On Thu, 2 Oct 2008, Ian Kelly wrote:
> On Thu, Oct 2, 2008 at 10:55 AM, ais523 <[EMAIL PROTECTED]> wrote:
>> I intend, with 2 support, to appeal CFJ 2203. The judgement looked
>> reasonable at the time, but various doubts have come up since which I
>> think need looking at. Rule 754 is probably the best argument as to what
>> is allowed, because it sets it out explicitly: (1) typos, dialects, and
>> abbreviations that do not cause ambiguity; (2) Rule-defined terms; (3)
>> mathematical and legal terms; (4) standard English.

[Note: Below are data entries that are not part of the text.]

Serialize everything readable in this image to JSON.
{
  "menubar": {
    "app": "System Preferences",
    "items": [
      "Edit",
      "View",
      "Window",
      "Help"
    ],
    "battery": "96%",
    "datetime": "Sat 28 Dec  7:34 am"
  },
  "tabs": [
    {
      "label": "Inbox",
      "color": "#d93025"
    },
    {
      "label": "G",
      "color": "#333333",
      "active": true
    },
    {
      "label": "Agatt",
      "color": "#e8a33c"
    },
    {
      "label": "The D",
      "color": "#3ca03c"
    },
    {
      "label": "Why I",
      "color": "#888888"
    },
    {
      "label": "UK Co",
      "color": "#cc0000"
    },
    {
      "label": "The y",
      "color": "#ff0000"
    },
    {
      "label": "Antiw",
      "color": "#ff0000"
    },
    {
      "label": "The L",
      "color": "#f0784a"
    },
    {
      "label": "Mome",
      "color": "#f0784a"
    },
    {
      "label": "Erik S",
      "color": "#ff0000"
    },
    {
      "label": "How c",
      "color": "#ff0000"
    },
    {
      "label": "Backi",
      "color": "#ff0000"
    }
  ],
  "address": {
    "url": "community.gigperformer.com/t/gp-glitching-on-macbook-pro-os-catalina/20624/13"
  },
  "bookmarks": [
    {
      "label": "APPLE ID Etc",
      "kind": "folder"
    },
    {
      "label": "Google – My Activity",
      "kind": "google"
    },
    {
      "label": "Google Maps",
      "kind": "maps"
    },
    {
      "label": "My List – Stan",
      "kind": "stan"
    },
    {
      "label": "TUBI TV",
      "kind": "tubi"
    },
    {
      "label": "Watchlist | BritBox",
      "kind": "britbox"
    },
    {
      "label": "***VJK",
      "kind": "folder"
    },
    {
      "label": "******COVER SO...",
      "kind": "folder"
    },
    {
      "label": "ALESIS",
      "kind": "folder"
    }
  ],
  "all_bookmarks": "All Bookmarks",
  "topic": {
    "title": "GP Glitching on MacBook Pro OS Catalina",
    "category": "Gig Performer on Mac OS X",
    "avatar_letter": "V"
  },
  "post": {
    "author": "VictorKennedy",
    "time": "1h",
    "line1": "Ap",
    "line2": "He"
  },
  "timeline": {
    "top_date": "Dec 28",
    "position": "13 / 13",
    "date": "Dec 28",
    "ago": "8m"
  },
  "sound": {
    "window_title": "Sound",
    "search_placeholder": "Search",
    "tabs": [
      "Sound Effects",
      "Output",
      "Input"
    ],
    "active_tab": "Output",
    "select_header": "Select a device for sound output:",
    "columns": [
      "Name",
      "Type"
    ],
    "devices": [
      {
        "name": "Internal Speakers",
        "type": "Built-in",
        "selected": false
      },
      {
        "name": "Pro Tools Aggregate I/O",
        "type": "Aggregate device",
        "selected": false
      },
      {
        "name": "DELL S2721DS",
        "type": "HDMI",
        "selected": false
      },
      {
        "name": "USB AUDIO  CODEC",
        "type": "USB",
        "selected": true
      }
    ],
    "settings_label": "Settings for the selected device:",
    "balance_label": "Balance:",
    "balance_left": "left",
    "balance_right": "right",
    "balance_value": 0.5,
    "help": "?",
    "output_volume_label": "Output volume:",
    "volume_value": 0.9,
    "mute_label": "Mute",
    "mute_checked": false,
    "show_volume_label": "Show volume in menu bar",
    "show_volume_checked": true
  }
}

Note, specifically,
>> that this does not include contracts.
>
> To be more precise, (4) allows "ordinary-language meaning".  Arguably,
> general acceptance of a contract-defined term makes it ordinary
> language.  That's probably not the case here, though, since "SELL (5VP
> - AGAINST) x 3" doesn't seem to be as generally accepted as we
> thought.

Furthermore, Agoran terms are certainly dialects and abbreviations, these 
dialects can be defined outside the voting period by usage, the key phrase 
is "do not cause ambiguity".

1.  Whether or not the contract was published during the voting period
has nothing whatsoever to do with ambiguity.  

2.  Whether the phrasology is clear or not in referencing the contract
in the right way, or the reference terminology is reasonably common and
currently in standard local use, or the reference is reasonably direct
(e.g. the contract wasn't last published in 2002 in a forgotten email)
has *everything* to do with ambiguity.